Dall’inizio dell’operazione Ruggito del Leone, nome in codice per la guerra lanciata da Israele e Stati Uniti verso l’Iran, è ormai passato più di un mese.
Sul piano tattico militare, nonostante la rapida eliminazione dei vertici politico-militar-religiosi nelle primissime fasi a partire dalla guida suprema Khāmeneī, passando per il ministro della difesa Nasirzadeh ed il generale Larijani, non sembra vi siano progressi particolari. Tanto che non sembra escluso anche lo sbarco di qualche migliaio di marines per conquistare l’isola di Kharg – snodo centrale per i prodotti petroliferi iraniani.
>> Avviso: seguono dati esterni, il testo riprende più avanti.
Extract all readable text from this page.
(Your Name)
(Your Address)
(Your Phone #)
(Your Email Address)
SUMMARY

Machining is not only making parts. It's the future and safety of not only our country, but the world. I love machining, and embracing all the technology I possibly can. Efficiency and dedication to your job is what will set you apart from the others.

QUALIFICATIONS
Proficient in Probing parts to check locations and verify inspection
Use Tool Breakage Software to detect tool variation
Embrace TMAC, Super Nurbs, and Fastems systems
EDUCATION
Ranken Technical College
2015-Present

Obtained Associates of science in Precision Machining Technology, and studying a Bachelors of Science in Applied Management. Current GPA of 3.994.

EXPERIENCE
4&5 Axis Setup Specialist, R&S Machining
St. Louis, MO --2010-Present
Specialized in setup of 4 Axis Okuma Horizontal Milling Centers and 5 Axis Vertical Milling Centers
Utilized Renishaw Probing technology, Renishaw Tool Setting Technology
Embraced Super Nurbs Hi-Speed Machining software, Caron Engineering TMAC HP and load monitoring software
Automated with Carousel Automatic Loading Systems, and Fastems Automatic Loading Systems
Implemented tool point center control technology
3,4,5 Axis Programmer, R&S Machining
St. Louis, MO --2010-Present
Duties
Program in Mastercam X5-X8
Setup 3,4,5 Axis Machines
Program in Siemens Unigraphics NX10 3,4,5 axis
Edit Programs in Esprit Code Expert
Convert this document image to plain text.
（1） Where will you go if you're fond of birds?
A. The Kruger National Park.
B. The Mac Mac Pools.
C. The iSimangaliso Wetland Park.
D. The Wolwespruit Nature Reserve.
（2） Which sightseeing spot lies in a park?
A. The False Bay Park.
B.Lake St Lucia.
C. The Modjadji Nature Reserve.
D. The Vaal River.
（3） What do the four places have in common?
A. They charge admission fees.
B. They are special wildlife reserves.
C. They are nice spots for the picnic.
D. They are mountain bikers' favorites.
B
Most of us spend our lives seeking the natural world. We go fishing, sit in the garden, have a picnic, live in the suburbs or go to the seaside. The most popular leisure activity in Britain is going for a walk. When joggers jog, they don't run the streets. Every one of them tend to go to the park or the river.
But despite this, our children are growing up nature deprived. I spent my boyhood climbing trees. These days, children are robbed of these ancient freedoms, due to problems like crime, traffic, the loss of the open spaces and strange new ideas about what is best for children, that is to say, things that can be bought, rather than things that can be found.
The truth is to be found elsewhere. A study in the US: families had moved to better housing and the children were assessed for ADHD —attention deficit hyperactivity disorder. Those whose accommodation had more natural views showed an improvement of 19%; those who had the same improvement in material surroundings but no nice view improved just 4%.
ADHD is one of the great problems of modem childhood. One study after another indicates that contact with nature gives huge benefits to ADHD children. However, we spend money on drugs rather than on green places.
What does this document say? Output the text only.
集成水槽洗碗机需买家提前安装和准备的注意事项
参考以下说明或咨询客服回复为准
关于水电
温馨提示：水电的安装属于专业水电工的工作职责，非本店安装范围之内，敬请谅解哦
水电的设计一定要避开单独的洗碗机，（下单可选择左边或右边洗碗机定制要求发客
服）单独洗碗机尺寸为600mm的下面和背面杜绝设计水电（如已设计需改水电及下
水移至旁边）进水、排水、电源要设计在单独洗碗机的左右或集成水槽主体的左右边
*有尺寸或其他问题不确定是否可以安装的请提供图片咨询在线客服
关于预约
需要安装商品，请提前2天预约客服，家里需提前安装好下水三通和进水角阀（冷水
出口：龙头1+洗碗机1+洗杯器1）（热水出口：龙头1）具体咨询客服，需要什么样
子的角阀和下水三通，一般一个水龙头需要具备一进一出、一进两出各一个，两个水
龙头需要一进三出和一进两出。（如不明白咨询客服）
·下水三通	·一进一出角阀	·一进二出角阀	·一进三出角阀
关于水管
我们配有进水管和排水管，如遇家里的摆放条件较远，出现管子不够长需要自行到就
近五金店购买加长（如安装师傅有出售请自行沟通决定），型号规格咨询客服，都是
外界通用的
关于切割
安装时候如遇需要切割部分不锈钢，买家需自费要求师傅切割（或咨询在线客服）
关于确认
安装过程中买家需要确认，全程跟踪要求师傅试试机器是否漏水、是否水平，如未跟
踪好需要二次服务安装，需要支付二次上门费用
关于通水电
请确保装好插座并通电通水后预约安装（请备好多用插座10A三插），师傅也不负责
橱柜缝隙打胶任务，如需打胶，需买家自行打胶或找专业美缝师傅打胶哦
Extrema ratio, assieme alla distruzione delle infrastrutture elettriche e dei desalinizzatori promessa da Trump se il regime non scenderà a patti.
Fatto sta che, come spesso accade, quella che doveva essere una guerra lampo o quasi sta iniziando a procrastinarsi oltre le 4-5 settimane inizialmente considerate per auspicare un regime change o quantomeno una sua nuova versione più moderata, stile Venezuela.